The Union Railway Ministry, in a series of recent tweets, gave details of the scheme:
1. The occupancy pattern of reserved accommodation is not uniform on trains. It varies over peak and lean periods, from sector to sector and over different trains.
2. While there are vacant accommodations in some trains, in other trains on the same sector passengers remain waitlisted and unable to travel.
3. There is loss on two fronts: Waitlisted passenger are unable to travel, and Railway has to refund the ticket fare to such passengers. The Railway also loses if berths go vacant on the same route where a waitlisted passenger was unable to travel.
4. In order to avoid accommodations going vacant in different classes of a train, an upgradation scheme was introduced in 2006, wherein passengers with lower-class tickets are upgraded against vacant accommodation available in upper classes, and that too without paying anything extra. However, there was no scheme to take care of upgradation or transfer across different trains running between the same origin-destination pairs.
5. In order to meet this requirement, an ATAS was conceptualised and introduced in November 2015 under the name Vikalp, where an optional facility was given to passengers remaining waitlisted at the time of charting to shift to an alternate train.
6. Initially, this scheme was introduced on the Delhi-Jammu and Delhi-Lucknow sectors with a limited scope of transferring passengers across Mail and Express trains. The scheme was subsequently reviewed and in April 2016 extended to five more sectors: Delhi-Howrah, Delhi-Chennai, Delhi-Mumbai, Delhi-Bengaluru and Delhi-Secunderabad. The scope of the scheme was limited to similar-category of trains: Passengers could not be shifted across all categories of trains.

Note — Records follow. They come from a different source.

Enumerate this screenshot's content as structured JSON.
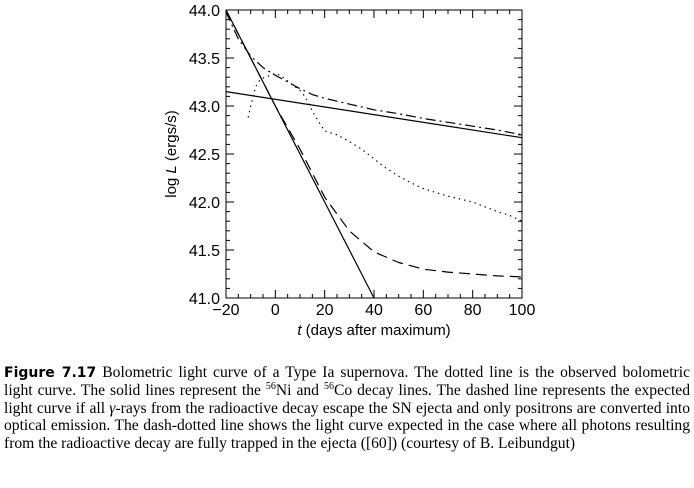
{
  "chart_data": {
    "type": "line",
    "xlabel_italic": "t",
    "xlabel_rest": " (days after maximum)",
    "ylabel_prefix": "log ",
    "ylabel_italic": "L",
    "ylabel_rest": " (ergs/s)",
    "xlim": [
      -20,
      100
    ],
    "ylim": [
      41.0,
      44.0
    ],
    "x_ticks": [
      -20,
      0,
      20,
      40,
      60,
      80,
      100
    ],
    "x_tick_labels": [
      "−20",
      "0",
      "20",
      "40",
      "60",
      "80",
      "100"
    ],
    "y_ticks": [
      41.0,
      41.5,
      42.0,
      42.5,
      43.0,
      43.5,
      44.0
    ],
    "y_tick_labels": [
      "41.0",
      "41.5",
      "42.0",
      "42.5",
      "43.0",
      "43.5",
      "44.0"
    ],
    "grid": false,
    "series": [
      {
        "style": "dotted",
        "x": [
          -11,
          -10,
          -8,
          -6,
          -4,
          -2,
          0,
          2,
          4,
          6,
          8,
          10,
          12,
          14,
          16,
          18,
          20,
          25,
          30,
          35,
          40,
          45,
          50,
          55,
          60,
          65,
          70,
          75,
          80,
          85,
          90,
          95,
          100
        ],
        "y": [
          42.88,
          43.0,
          43.2,
          43.28,
          43.3,
          43.32,
          43.34,
          43.32,
          43.28,
          43.24,
          43.2,
          43.16,
          43.1,
          43.0,
          42.9,
          42.82,
          42.74,
          42.7,
          42.63,
          42.55,
          42.45,
          42.35,
          42.27,
          42.2,
          42.14,
          42.1,
          42.06,
          42.03,
          42.0,
          41.95,
          41.9,
          41.86,
          41.8
        ]
      },
      {
        "style": "solid",
        "x": [
          -20,
          40
        ],
        "y": [
          44.0,
          41.0
        ]
      },
      {
        "style": "solid",
        "x": [
          -20,
          100
        ],
        "y": [
          43.15,
          42.67
        ]
      },
      {
        "style": "dashed",
        "x": [
          -20,
          -10,
          0,
          10,
          20,
          30,
          40,
          50,
          60,
          70,
          80,
          90,
          100
        ],
        "y": [
          44.0,
          43.5,
          43.0,
          42.55,
          42.05,
          41.7,
          41.48,
          41.37,
          41.3,
          41.27,
          41.25,
          41.23,
          41.22
        ]
      },
      {
        "style": "dashdot",
        "x": [
          -20,
          -15,
          -10,
          -5,
          0,
          5,
          10,
          15,
          20,
          30,
          40,
          50,
          60,
          70,
          80,
          90,
          100
        ],
        "y": [
          43.98,
          43.7,
          43.52,
          43.4,
          43.32,
          43.25,
          43.18,
          43.12,
          43.08,
          43.02,
          42.96,
          42.92,
          42.87,
          42.83,
          42.79,
          42.75,
          42.7
        ]
      }
    ]
  },
  "caption": {
    "label": "Figure 7.17",
    "text1": "Bolometric light curve of a Type Ia supernova. The dotted line is the observed bolometric light curve. The solid lines represent the ",
    "sup1": "56",
    "text2": "Ni and ",
    "sup2": "56",
    "text3": "Co decay lines. The dashed line represents the expected light curve if all ",
    "gamma": "γ",
    "text4": "-rays from the radioactive decay escape the SN ejecta and only positrons are converted into optical emission. The dash-dotted line shows the light curve expected in the case where all photons resulting from the radioactive decay are fully trapped in the ejecta ([60]) (courtesy of B. Leibundgut)"
  }
}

7. From April 1, the Vikalp scheme is being expanded to provide shifting of waitlisted passengers of one train across trains of all categories. And this can happen without the payment of the difference in fare in the trains.
8. Through the Vikalp scheme, a passenger booked in a normal train can be shifted to an alternate train, including Rajdhanis, Humsafars, Durontos, a Shatabdi, as well as special and Suvidha trains.
9. This is expected to optimise berth utilisation across all trains, carry more passengers and increase earnings by reducing refunds of waitlisted tickets.
10. The expanded Vikalp scheme will be available on e-tickets to start with, but will later be extended to passenger reservation system (PRS) tickets.